Saturday, May 2, 2015

Microservices Runtime Statistics and Metrics

Reactive Microservices Architecture and Runtime Statistics & Metrics

Runtime statistics and metrics are important for distributed systems. Since microservices architecture tend to promote and encourage remote process communication, they are inherently distributed systems. Runtime statistics and metrics can include request per second, available system memory, number of threads being used, connections that are open, failed authentication, expired tokens, and their ilk. If there is a parameter that is important to you, then you will want to track it. Given the complications of debugging a distributed system, you will find that runtime statistics of important parameters are a godsend.

Microservices Architecture Statistics
This is even more the case if you’re dealing with a lot of message queues. It can be difficult to determine where a message stopped being processed, and runtime statistics can help you track down issues.

Runtime statistics and metrics can also be a data-stream to your big data systems. Understanding types of request and their count and being able to correlate those with time of day, and events can aid in understanding how people use your application. In the age of big data, data science, and micro services, one may conclude that runtime statistics is no longer an optional feature, but a required feature for application development with an increasingly mobile and cloud world.

Just like logging became a must-have for applications so has runtime statistics. The runtime statistics can be important for tracking errors and when a certain threshold of errors occur a circuit breaker can be thrown open.

Remote calls and messages buses can fail, or hang without a response until a timeout is reached. In the event of a system that is down, a multitude of timeouts can cause a cascading failure. The Circuit Breaker pattern can be used to prevent a catastrophic cascade. Runtime statistics can be used to track errors and and trigger circuit breakers to open. You would want to use runtime statistics, and circuit breaker with service discovery so that you can mark nodes as unhealthy.

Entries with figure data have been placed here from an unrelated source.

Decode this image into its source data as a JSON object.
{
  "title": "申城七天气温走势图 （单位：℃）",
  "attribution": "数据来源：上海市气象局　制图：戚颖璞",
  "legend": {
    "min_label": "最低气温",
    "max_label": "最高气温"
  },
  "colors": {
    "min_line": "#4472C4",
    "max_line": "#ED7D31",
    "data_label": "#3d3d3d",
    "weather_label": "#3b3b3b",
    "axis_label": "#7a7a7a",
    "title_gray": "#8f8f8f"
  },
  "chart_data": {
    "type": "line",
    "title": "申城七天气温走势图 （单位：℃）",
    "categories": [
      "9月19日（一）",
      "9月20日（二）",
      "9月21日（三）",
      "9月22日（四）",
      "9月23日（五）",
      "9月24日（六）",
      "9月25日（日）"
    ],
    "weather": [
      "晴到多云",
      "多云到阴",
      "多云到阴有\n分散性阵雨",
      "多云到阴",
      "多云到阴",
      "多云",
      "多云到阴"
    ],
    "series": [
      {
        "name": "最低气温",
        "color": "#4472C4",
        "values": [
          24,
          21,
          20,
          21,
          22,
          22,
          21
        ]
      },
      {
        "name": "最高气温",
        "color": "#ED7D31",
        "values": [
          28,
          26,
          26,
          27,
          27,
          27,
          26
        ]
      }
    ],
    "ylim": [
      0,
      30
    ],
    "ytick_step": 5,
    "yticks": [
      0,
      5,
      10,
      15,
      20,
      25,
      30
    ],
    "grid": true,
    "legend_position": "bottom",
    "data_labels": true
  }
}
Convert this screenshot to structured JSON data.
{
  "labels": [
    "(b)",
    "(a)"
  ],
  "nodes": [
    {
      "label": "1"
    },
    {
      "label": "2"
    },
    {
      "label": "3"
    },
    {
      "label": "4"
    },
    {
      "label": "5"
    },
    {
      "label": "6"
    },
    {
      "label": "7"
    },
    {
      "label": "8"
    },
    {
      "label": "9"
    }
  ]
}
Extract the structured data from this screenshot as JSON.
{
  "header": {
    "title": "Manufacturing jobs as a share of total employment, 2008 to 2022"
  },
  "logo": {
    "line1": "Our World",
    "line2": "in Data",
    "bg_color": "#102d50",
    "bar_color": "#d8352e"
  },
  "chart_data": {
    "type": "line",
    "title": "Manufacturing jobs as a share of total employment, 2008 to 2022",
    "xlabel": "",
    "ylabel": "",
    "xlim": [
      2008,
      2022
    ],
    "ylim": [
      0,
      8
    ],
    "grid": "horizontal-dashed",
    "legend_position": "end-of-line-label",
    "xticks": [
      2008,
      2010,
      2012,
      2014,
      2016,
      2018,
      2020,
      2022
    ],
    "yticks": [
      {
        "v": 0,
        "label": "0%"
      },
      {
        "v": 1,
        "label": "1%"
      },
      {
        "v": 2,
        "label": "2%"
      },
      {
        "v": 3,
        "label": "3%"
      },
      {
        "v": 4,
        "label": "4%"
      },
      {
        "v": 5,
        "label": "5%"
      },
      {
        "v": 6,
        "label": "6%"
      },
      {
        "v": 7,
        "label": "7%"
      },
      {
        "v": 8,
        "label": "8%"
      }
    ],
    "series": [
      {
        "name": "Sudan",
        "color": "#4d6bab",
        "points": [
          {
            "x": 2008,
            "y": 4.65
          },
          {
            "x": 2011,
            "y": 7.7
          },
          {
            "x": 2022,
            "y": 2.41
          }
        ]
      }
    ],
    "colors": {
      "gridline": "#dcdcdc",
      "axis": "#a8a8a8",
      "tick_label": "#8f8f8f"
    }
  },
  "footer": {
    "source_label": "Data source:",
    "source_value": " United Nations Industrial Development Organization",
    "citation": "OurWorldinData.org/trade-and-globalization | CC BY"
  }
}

You can use runtime statistics to do application-specific things like rate limiting a partners Application ID so that they do not consume your resources outside of the bounds of their service agreements. Once you make microservices publicly available, you have to monitor and rate limit to collaborate effectively with partners. If you have ever used a public REST API, you are well aware of rate limiting which may do things like limit the number of connections you’re allowed to make and/or limit the number of certain requests that you were allowed to make in a given time period.
If you believe in the concepts of the reactive manifesto then you will want to gather runtime statistics that allow your systems to write reactive microservices.

QBit StatsService

QBit is a reactive mircoservices library that comes with a runtime statistics engine. QBit services are exposed via WebSocket RPC using JSON and REST. The statistics engine is easy to query and use. The QBit service engine’s stats engine can be integrated with StatsD for display and consumption of stats. There are tools and vendors who deal directly with StatsD feeds. You can also query QBit stats and use them to implement features like rate limiting, or spinning up new nodes when you detect things are getting overloaded.

StatsD the standard stats engine

StatsD is a network daemon for aggregating statistics, such as counters and timers, and shipping over UDP to backend services, such as Graphite or Datadog. In less than 5 years since it was first introduced, StatsD has become an important tool to aid in debugging, and monitoring microservices. If you are doing DevOps, then you are likely using StatsD.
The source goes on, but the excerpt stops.